Tarihler, 2010 Haziran'ını gösterirken pek çok petrol şirketinin, iş anlaşması yapmak üzere; Cambridge Üniversitesinin 22 yaşındaki dahi çocuklarından, Thom Johnson'ın (Freddie Highmore) peşinde olduklarını görürüz...
Bütün bu yüksek bir ücret ile sağlam bir gelecek de vaat eden cazip teklifler arasından, düzgün bir seçim yapması gerektiğini öğütleyen babasıyla (James Giblin), lüks bir restoran da yemek yerken Thom'ın telefonuna; daha sonra bir maharetli bir yankesici de olduğunu anladığımız Lorraine'ce (Astrid Bergès-Frisbey) yollanan bir mesaj gelir...
Gönderilen ip uçlarını takip eden Thom, İspanyol romantizmine ait eserlerin sergilendiği bir sanat galerisinde buluştuğu Lorraine'ce bir araya getirildiği Walter ile tanıştırılır...
Varlıklı bir insan olan Walter'ın nihai gayesi; bir mühendislik harikası olduğu iddia edilen ve o sebeple de, çalışma sistematiği seksen yıldır kimselerce çözülemeyen İspanya Merkez Bankası'ndaki kasanın sırrının deşifre edilmesi işinde kullanmayı düşündüğü Thom'u, kendisiyle çalışmaya ikna etmektir...
Ki, eder ve ertesi gün Thom kendini, havalimanında Lorraine'in karşıladığı Madrid'te bulur...
Madrid'e ayak bastığı, 3 Temmuz 2010 günü; Güney Afrika'da düzenlenmekte olan FIFA Dünya Kupası Çeyrek Final maçında, Paraguay ile İspanya karşılaşmaktadırlar...
Yani İspanya'da yaşam, bir anlamda tamamen kupaya kilitlenmiştir...
Neyse...
Bir taksiye bindirdiği gibi Lorraine Thom'u; bir bilgisayar hackerı olan Klaus (Axel Stein), zaten tanıdığımız James ve lojistik uzmanı Simon'dan (Luis Tosar) oluşan ekibin konuşlandığı Walter'ın karargahına götürür...
Bu arada, Thom ile yaptığı bir sohbet esnasında Walter'ın ısrarlı bir biçimde, gemideki hazinenin peşine düşme nedenini de öğreniriz...

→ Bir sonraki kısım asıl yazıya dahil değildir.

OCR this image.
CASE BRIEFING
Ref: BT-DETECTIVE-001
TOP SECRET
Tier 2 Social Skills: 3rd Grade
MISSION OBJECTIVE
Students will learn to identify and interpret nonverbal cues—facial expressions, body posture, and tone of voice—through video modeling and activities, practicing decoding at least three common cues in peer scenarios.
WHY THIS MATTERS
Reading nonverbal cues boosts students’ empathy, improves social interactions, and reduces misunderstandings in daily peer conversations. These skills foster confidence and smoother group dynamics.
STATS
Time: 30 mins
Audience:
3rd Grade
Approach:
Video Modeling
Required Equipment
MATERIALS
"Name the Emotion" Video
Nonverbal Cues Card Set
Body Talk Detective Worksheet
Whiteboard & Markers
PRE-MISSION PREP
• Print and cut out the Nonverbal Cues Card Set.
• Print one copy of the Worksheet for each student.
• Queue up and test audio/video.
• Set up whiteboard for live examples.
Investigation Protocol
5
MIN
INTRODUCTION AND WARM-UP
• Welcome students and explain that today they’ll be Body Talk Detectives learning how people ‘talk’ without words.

Aslında Walter'ın hedefindeki, Sir Francis Drake'in gömerek sakladığı ve sakladığı bölgenin haritasının koordinatlarını da itinayla kazıyarak işaretlediği, gemideki hazinenin arasında yer alan üç adet özel sikkedir...
Kendini kayıp hazinelerin avcısı olarak tanımlayan Walter bu işi, para için yapmamaktadır...
Bu onun için aynen milyonlarca futbolseverin şahsen tanımadıkları bir adamın attığı gole sevinerek coşmalarına benzer bir "tutkudur (passion)"...
Yalnız banka, kurulu güvenlik sistemi ve özel güvenlik görevlilerince gayet iyi korunmaktadır...
Üstelik bankanın bulunduğu caddenin karşısında, beş yüz askerlik bir gücü bünyesinde ihtiva eden bir ordu karargahı da bulunmaktadır...
Tabii bankanın, İspanya'nın eski Terörle Mücadele Gücünün Başkanı da olan işinin kurdu güvenlik şefi Gustavo Medina (Jose Coronado) faktörünü de ihmal etmemek lazım...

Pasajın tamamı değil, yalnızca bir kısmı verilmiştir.